The HoLEP
Chapter 6

Pharmacological Management of Benign Prostatic Hyperplasia

Pharmacological therapy is the cornerstone of management for patients with moderate to severe lower urinary tract symptoms (LUTS) secondary to benign prostatic hyperplasia who do not have absolute indications for surgery. The primary goals of medical management are to alleviate symptoms, improve quality of life, and prevent disease progression. The two main classes of medications used for the treatment of BPH are alpha-1 adrenergic antagonists (alpha-blockers) and 5-alpha reductase inhibitors (5-ARIs).

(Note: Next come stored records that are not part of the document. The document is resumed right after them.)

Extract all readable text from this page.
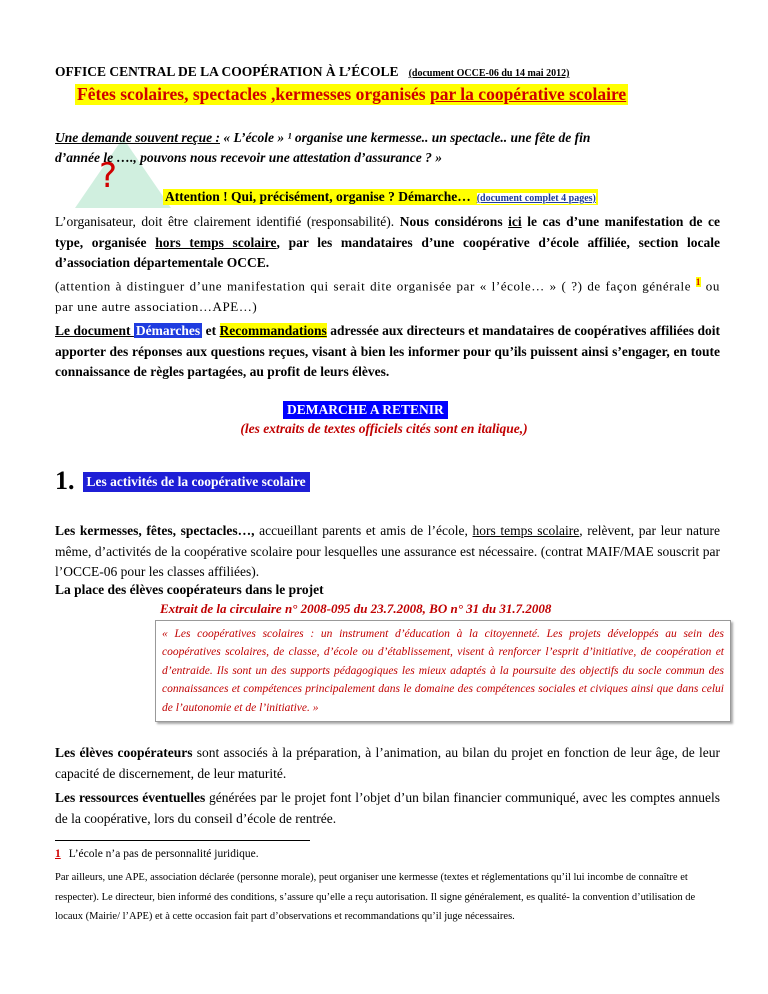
OFFICE CENTRAL DE LA COOPÉRATION À L’ÉCOLE (document OCCE-06 du 14 mai 2012)
Fêtes scolaires, spectacles ,kermesses organisés par la coopérative scolaire
?
Une demande souvent reçue : « L’école » ¹ organise une kermesse.. un spectacle.. une fête de fin
d’année le …., pouvons nous recevoir une attestation d’assurance ? »
Attention ! Qui, précisément, organise ? Démarche… (document complet 4 pages)
L’organisateur, doit être clairement identifié (responsabilité). Nous considérons ici le cas d’une manifestation de ce type, organisée hors temps scolaire, par les mandataires d’une coopérative d’école affiliée, section locale d’association départementale OCCE.
(attention à distinguer d’une manifestation qui serait dite organisée par « l’école… » ( ?) de façon générale $^1$ ou par une autre association…APE…)
Le document Démarches et Recommandations adressée aux directeurs et mandataires de coopératives affiliées doit apporter des réponses aux questions reçues, visant à bien les informer pour qu’ils puissent ainsi s’engager, en toute connaissance de règles partagées, au profit de leurs élèves.
DEMARCHE A RETENIR
(les extraits de textes officiels cités sont en italique,)
1. Les activités de la coopérative scolaire
Les kermesses, fêtes, spectacles…, accueillant parents et amis de l’école, hors temps scolaire, relèvent, par leur nature même, d’activités de la coopérative scolaire pour lesquelles une assurance est nécessaire. (contrat MAIF/MAE souscrit par l’OCCE-06 pour les classes affiliées).
La place des élèves coopérateurs dans le projet
Extrait de la circulaire n° 2008-095 du 23.7.2008, BO n° 31 du 31.7.2008
« Les coopératives scolaires : un instrument d’éducation à la citoyenneté. Les projets développés au sein des coopératives scolaires, de classe, d’école ou d’établissement, visent à renforcer l’esprit d’initiative, de coopération et d’entraide. Ils sont un des supports pédagogiques les mieux adaptés à la poursuite des objectifs du socle commun des connaissances et compétences principalement dans le domaine des compétences sociales et civiques ainsi que dans celui de l’autonomie et de l’initiative. »
Les élèves coopérateurs sont associés à la préparation, à l’animation, au bilan du projet en fonction de leur âge, de leur capacité de discernement, de leur maturité.
Les ressources éventuelles générées par le projet font l’objet d’un bilan financier communiqué, avec les comptes annuels de la coopérative, lors du conseil d’école de rentrée.
1 L’école n’a pas de personnalité juridique.
Par ailleurs, une APE, association déclarée (personne morale), peut organiser une kermesse (textes et réglementations qu’il lui incombe de connaître et respecter). Le directeur, bien informé des conditions, s’assure qu’elle a reçu autorisation. Il signe généralement, es qualité- la convention d’utilisation de locaux (Mairie/ l’APE) et à cette occasion fait part d’observations et recommandations qu’il juge nécessaires.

Alpha-1 Adrenergic Antagonists

Alpha-1 blockers are the most commonly prescribed medications for the initial treatment of LUTS due to BPH. They work by relaxing the smooth muscle in the prostate gland, prostatic urethra, and bladder neck, thereby reducing the dynamic component of bladder outlet obstruction. This leads to a rapid improvement in urinary flow and a reduction in symptoms. Several alpha-1 blockers are available, including both non-selective and selective agents.

  • Non-selective alpha-1 blockers: Prazosin, Terazosin, and Doxazosin block both alpha-1a and alpha-1b adrenergic receptors. While effective, their lack of selectivity can lead to systemic side effects, particularly postural hypotension, dizziness, and fatigue, due to their effect on vascular smooth muscle.
  • Selective alpha-1a blockers: Tamsulosin, Alfuzosin, and Silodosin have a higher affinity for the alpha-1a adrenergic receptors, which are predominantly located in the prostate and bladder neck. This selectivity results in a lower incidence of systemic cardiovascular side effects, making them a preferred choice for many patients.

5-Alpha Reductase Inhibitors

5-ARIs, such as Finasteride and Dutasteride, work by inhibiting the enzyme 5-alpha reductase, which is responsible for the conversion of testosterone to dihydrotestosterone (DHT) within the prostate. By reducing intraprostatic DHT levels, these agents induce apoptosis of prostatic epithelial cells, leading to a reduction in prostate volume. This addresses the static component of bladder outlet obstruction. The clinical effects of 5-ARIs are slower to manifest than those of alpha-blockers, often taking several months to become apparent. However, they have been shown to be effective in reducing the risk of BPH progression, including the risk of acute urinary retention and the need for surgery, particularly in men with larger prostates.

Combination Therapy

For patients with more severe symptoms and larger prostates, combination therapy with an alpha-blocker and a 5-ARI has been shown to be more effective than monotherapy with either agent alone. The landmark Medical Therapy of Prostatic Symptoms (MTOPS) trial demonstrated that the combination of Doxazosin and Finasteride was superior to either drug alone in reducing the risk of overall clinical progression of BPH [14].

Other Pharmacological Agents

In addition to the primary classes of medications, other drugs may be used in specific clinical scenarios:

  • Phosphodiesterase-5 (PDE-5) Inhibitors: Tadalafil, a PDE-5 inhibitor commonly used for erectile dysfunction, has also been approved for the treatment of LUTS due to BPH. It is thought to work by relaxing smooth muscle in the prostate and bladder.
  • Anticholinergics and Beta-3 Agonists: For patients with persistent storage symptoms (urgency, frequency, nocturia) despite treatment with an alpha-blocker, the addition of an anticholinergic agent or a beta-3 agonist may be beneficial to address detrusor overactivity.

References

[14] McConnell, J. D., Roehrborn, C. G., Bautista, O. M., Andriole, G. L., Jr, Dixon, C. M., Kusek, J. W., Lepor, H., McVary, K. T., Pearson, J. D., Tindall, D. J., & Medical Therapy of Prostatic Symptoms (MTOPS) Research Group (2003). The long-term effect of doxazosin, finasteride, and combination therapy on the clinical progression of benign prostatic hyperplasia. The New England journal of medicine, 349(25), 2387–2398.